Crise na Ucrânia

Visto, lido e ouvido: Ninguém tem razão

Circe Cunha
postado em 23/02/2022 06:00
 (crédito: Getty Images)
(crédito: Getty Images)

Manchetes dos principais jornais nacionais e do mundo amanheceram estampando destaques que alertam para o perigo de uma guerra, de sérias proporções, envolvendo a Rússia e a Ucrânia, no Leste da Europa. Num mundo absolutamente globalizado, possíveis conflitos dessas proporções ameaçam todos, tanto pelas consequências econômicas, humanitárias e políticas geradas, quanto pelos efeitos em cadeia que as guerras acabam gerando.

Caso venha a acontecer, de uma forma ou de outra, sentiremos os efeitos desse embate. Não bastassem as consequências danosas da pandemia da covid-19, e dos impactos, cada vez mais sentidos, das mudanças climáticas e de uma previsível recessão econômica, que muitos analistas apontam no horizonte, uma guerra de grandes proporções, neste momento, abalando boa parte do Leste europeu, pode, com facilidade, levar-nos a uma situação de imenso perigo, com ameaça, inclusive, à sobrevivência da espécie humana.

Os esforços feitos por lideranças europeias para distensionar o ambiente, ao que parece, não têm dado resultados. É sabido que, em guerras, a primeira vítima sempre é a verdade, o que explica a multiplicação de versões, de lado a lado, sobre o desenrolar dos fatos.

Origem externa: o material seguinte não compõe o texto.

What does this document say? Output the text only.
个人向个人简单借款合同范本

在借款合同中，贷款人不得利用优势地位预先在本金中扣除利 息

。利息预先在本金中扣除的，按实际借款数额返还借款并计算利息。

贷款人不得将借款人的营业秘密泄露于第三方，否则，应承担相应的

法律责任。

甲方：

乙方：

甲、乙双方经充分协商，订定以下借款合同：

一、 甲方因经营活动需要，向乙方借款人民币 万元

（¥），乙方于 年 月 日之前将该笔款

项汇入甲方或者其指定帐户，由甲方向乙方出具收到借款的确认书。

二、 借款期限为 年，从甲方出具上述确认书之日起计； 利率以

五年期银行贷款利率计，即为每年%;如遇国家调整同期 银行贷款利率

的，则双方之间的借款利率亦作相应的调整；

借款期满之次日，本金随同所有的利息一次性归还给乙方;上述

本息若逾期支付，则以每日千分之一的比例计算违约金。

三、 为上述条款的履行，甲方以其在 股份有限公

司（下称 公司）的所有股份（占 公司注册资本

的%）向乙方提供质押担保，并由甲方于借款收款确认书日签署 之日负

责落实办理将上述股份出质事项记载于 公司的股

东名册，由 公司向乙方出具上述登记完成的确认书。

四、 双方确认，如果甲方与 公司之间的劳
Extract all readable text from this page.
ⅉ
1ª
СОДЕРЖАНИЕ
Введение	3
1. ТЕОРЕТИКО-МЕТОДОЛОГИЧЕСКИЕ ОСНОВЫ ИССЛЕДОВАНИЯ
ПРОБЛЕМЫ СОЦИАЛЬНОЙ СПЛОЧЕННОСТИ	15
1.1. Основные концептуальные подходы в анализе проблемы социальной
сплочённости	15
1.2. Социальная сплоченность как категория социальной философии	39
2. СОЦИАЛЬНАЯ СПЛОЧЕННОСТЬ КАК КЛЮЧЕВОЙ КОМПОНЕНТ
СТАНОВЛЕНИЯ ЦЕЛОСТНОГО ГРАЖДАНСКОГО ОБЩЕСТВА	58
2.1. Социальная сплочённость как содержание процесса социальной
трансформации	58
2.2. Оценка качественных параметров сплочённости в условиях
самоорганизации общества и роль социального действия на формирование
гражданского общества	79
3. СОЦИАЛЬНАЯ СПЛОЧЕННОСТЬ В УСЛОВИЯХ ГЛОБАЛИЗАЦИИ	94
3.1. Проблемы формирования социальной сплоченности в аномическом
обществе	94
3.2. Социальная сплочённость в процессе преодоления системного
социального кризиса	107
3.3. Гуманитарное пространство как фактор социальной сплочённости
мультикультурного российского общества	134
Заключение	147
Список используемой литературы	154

Em casos de conflito, a tendência do ser humano é sempre buscar informações que levem, não apenas à compreensão dos fatos, mas, sobretudo, a uma tomada de posição contra ou a favor de um dos lados.

A situação ganha um complicador quando se entende que, nesse caso específico, ambos os lados têm suas razões, sendo que a nenhum deles é garantido a razão plena. Como dizia o filósofo austríaco Karl Popper (1902/1994): "Se são dois que estão errados, isso não quer dizer que os dois tenham razão, pois admitir que o outro possa ter razão não nos protege contra um outro perigo: de acreditar que todos talvez tenham razão".

O fato aqui é que, mais uma vez, em sua longa história, a Ucrânia vê seu território sendo espremido e invadido por potências estrangeiras. No caso atual, o povo ucraniano está no meio do tiroteio entre a Organização do Tratado do Atlântico Norte (Otan), com os Estados Unidos à frente e a belicosa Rússia. Correndo por fora desse conflito estão as grandes indústrias de armamento, que fornecem para esse cenário os meios materiais para que tudo ocorra.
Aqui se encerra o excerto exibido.